论文标题
稀疏的sindhorn注意力
Sparse Sinkhorn Attention
论文作者
论文摘要
我们提出了稀疏的sindhorn注意力,这是一种新的高效且稀疏的学习参加的方法。我们的方法基于内部表示形式的可区分排序。具体而言,我们引入了一个元分选网络,该网络学会了为序列生成潜在排列。给定排序的序列,我们只能使用本地窗口来计算准全球关注,从而提高注意力模块的内存效率。为此,我们提出了新的算法创新,例如因果关系平衡和分类,这是一种动态序列截断方法,用于定制sndhorn注意的编码和/或解码目的。通过有关算法SEQ2SEQ排序,语言建模,像素图像生成,文档分类和自然语言推断的广泛实验,我们证明了我们的记忆有效的sindhorn注意方法具有竞争性的,它具有香草的竞争,并且最近均超过了最近提出的有效变压器模型,例如稀疏变压器。

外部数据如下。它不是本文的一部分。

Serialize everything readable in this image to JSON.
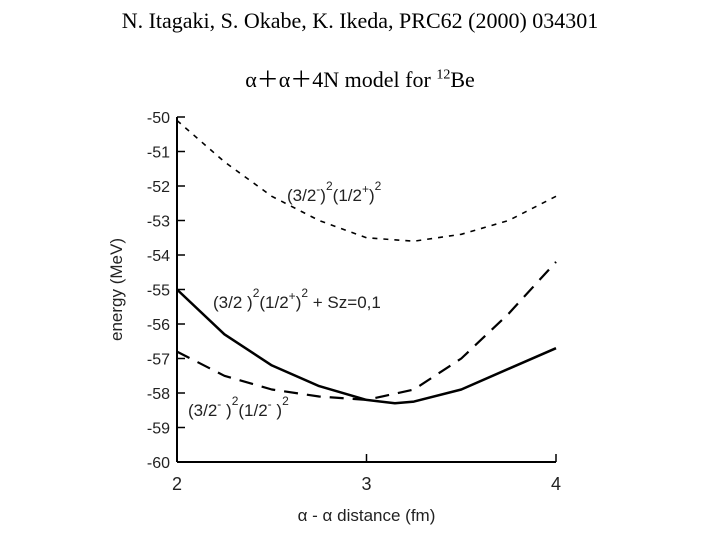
{
  "header": {
    "reference": "N. Itagaki, S. Okabe, K. Ikeda, PRC62 (2000) 034301",
    "model_prefix": "α＋α＋4N model for ",
    "model_mass": "12",
    "model_nucleus": "Be"
  },
  "chart_data": {
    "type": "line",
    "xlabel": "α - α distance (fm)",
    "ylabel": "energy (MeV)",
    "xlim": [
      2,
      4
    ],
    "ylim": [
      -60,
      -50
    ],
    "xticks": [
      "2",
      "3",
      "4"
    ],
    "yticks": [
      "-50",
      "-51",
      "-52",
      "-53",
      "-54",
      "-55",
      "-56",
      "-57",
      "-58",
      "-59",
      "-60"
    ],
    "grid": false,
    "series": [
      {
        "name": "(3/2-)²(1/2+)²",
        "style": "short-dash",
        "x": [
          2.0,
          2.25,
          2.5,
          2.75,
          3.0,
          3.25,
          3.5,
          3.75,
          4.0
        ],
        "y": [
          -50.1,
          -51.3,
          -52.3,
          -53.0,
          -53.5,
          -53.6,
          -53.4,
          -53.0,
          -52.3
        ]
      },
      {
        "name": "(3/2-)²(1/2+)² Sz=0,1",
        "style": "solid",
        "x": [
          2.0,
          2.25,
          2.5,
          2.75,
          3.0,
          3.15,
          3.25,
          3.5,
          3.75,
          4.0
        ],
        "y": [
          -55.0,
          -56.3,
          -57.2,
          -57.8,
          -58.2,
          -58.3,
          -58.25,
          -57.9,
          -57.3,
          -56.7
        ]
      },
      {
        "name": "(3/2-)²(1/2-)²",
        "style": "long-dash",
        "x": [
          2.0,
          2.25,
          2.5,
          2.75,
          3.0,
          3.25,
          3.5,
          3.75,
          4.0
        ],
        "y": [
          -56.8,
          -57.5,
          -57.9,
          -58.1,
          -58.2,
          -57.9,
          -57.0,
          -55.7,
          -54.2
        ]
      }
    ],
    "annotations": [
      {
        "base": "(3/2",
        "sup1": "-",
        "mid": ")",
        "sup2": "2",
        "paren": "(1/2",
        "sup3": "+",
        "end": ")",
        "sup4": "2"
      },
      {
        "base": "(3/2 )",
        "sup1": "2",
        "mid": "(1/2",
        "sup2": "+",
        "end": ")",
        "sup3": "2",
        "tail": " + Sz=0,1"
      },
      {
        "base": "(3/2",
        "sup1": "-",
        "mid": " )",
        "sup2": "2",
        "paren": "(1/2",
        "sup3": "-",
        "end": " )",
        "sup4": "2"
      }
    ]
  }
}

We propose Sparse Sinkhorn Attention, a new efficient and sparse method for learning to attend. Our method is based on differentiable sorting of internal representations. Concretely, we introduce a meta sorting network that learns to generate latent permutations over sequences. Given sorted sequences, we are then able to compute quasi-global attention with only local windows, improving the memory efficiency of the attention module. To this end, we propose new algorithmic innovations such as Causal Sinkhorn Balancing and SortCut, a dynamic sequence truncation method for tailoring Sinkhorn Attention for encoding and/or decoding purposes. Via extensive experiments on algorithmic seq2seq sorting, language modeling, pixel-wise image generation, document classification and natural language inference, we demonstrate that our memory efficient Sinkhorn Attention method is competitive with vanilla attention and consistently outperforms recently proposed efficient Transformer models such as Sparse Transformers.